Now that we know what IgAN is and how it effects the body, you may be curious about the origin of the disease in the body. There is evidence to suggest that genetic factors play a role in IgAN. It has been suggested that IgAN is has many genes it effects and possibly environmental factors that contribute to an individual’s risk of developing the condition.

IgA Nephropathy might be suspected when a patient has bloody (e.g., tea- or cola-colored) urine following a respiratory tract illness such as a sore throat or a cold. Laboratory tests will determine if there are abnormal levels of protein (proteinuria) or blood (hematuria) in the urine and will measure the levels of protein, cholesterol, and wastes in the blood. The glomerular filtration rate (GFR), which determines how well the kidneys are filtering wastes from the blood, may be low in advanced stages of the disease. Although a doctor may suspect that their patient has IgAN based on family or clinical history, physical exam, and urine and blood tests, a kidney biopsy is required for a definitive diagnosis of IgAN.

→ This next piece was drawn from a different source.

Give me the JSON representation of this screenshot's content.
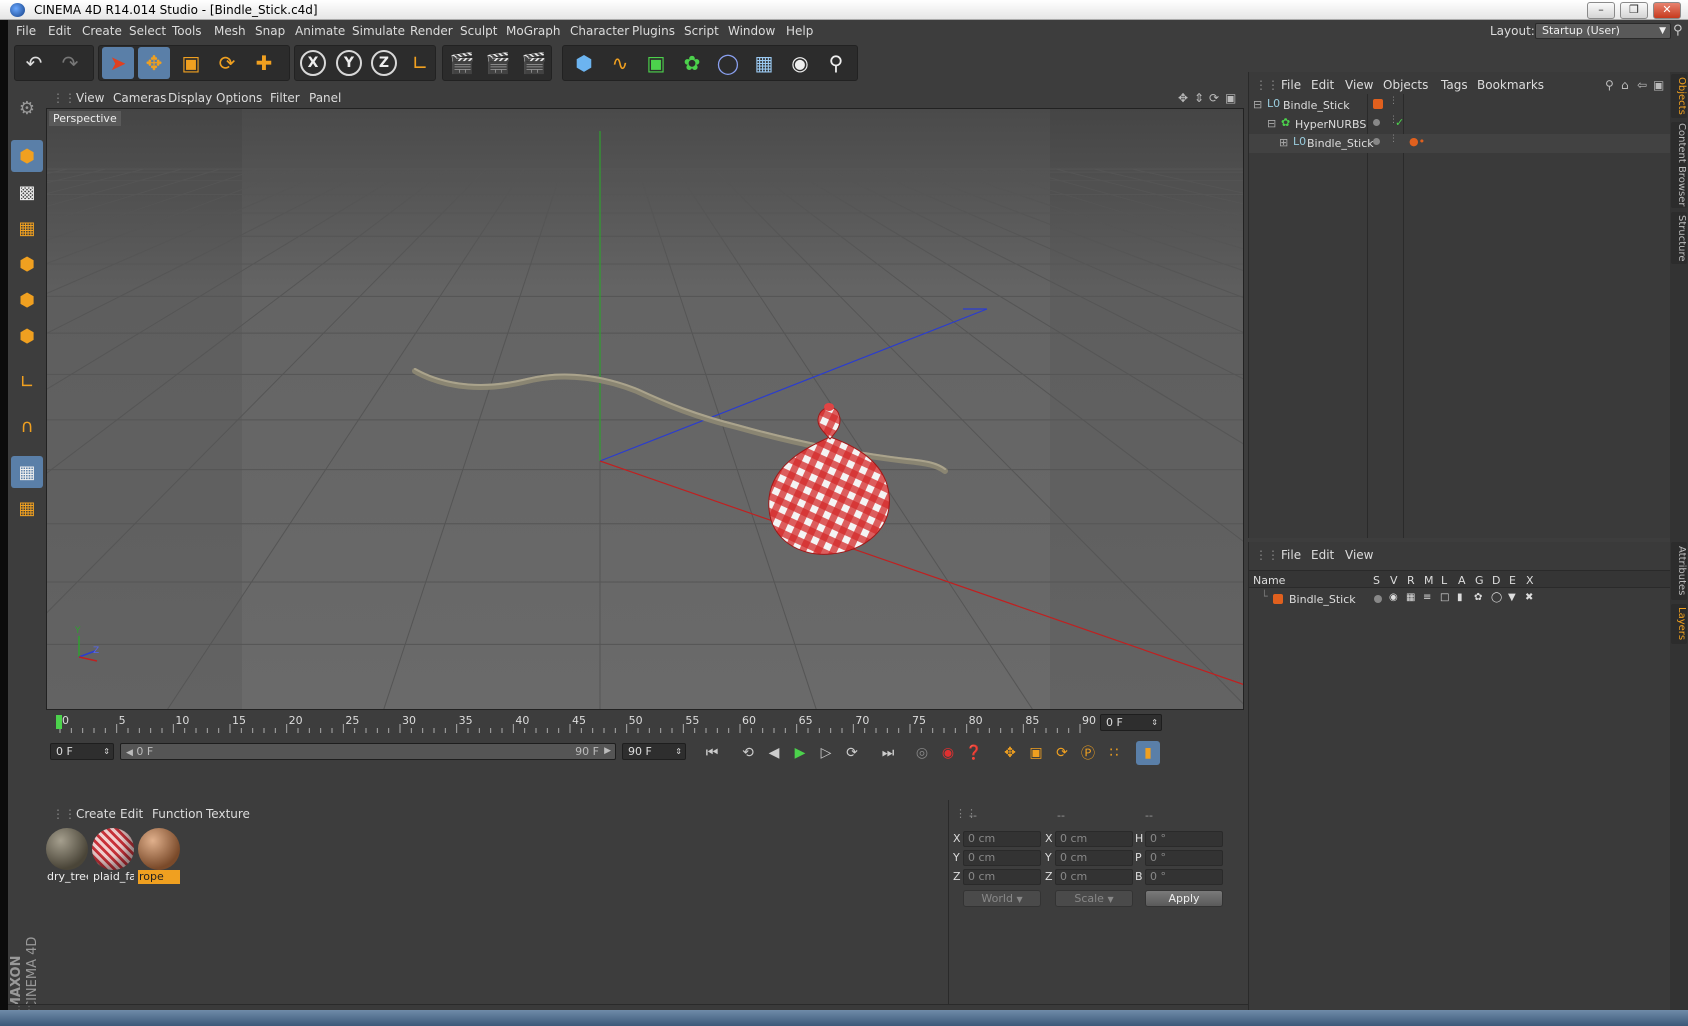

In its early stages, IgAN is often asymptomatic. However, as the disease progresses, the most well-known life-affecting symptoms of IgAN are edema (excess of watery fluid collecting in the cavities or tissues of the body) and fatigue. Such fatigue can make daily functioning impossible. The severity of the edema is correlated to the amount of proteinuria, and often worsens as the disease progresses.

The most common clinical presentation of IgAN is visible blood in the urine alongside or following an upper respiratory infection. Some patients with established IgAN may also experience blood in the urine and other symptoms as flares when they have infections or even after exercise. Some other symptoms include low-grade fever or flu-like symptoms, flank pain ranging from a dull ache to debilitating spasms, and myalgias.

There are currently no disease-targeted therapeutics approved for the treatment of IgAN. The major option available for current treatment is glucocorticoids (Prednisone). Some patients may also be prescribed a cholesterol-lowering drug (statin) to lower the risk of developing cardiovascular disease. Diet modifications such as salt reduction or the addition of omega-3 fish oil are also commonly prescribed. Therefore, at this time, treatment for IgAN is largely nonspecific and supportive, often with side effects from Prednisone.

In the last decade, understanding of IgAN has increased and there are several treatments in development at pharmaceutical companies. There are currently 25 planned, ongoing, or completed Phase 2 and 3 clinical trials in the U.S. that cover a variety of potential mechanisms of action showing positive signs for effective course of treatment in the next few years.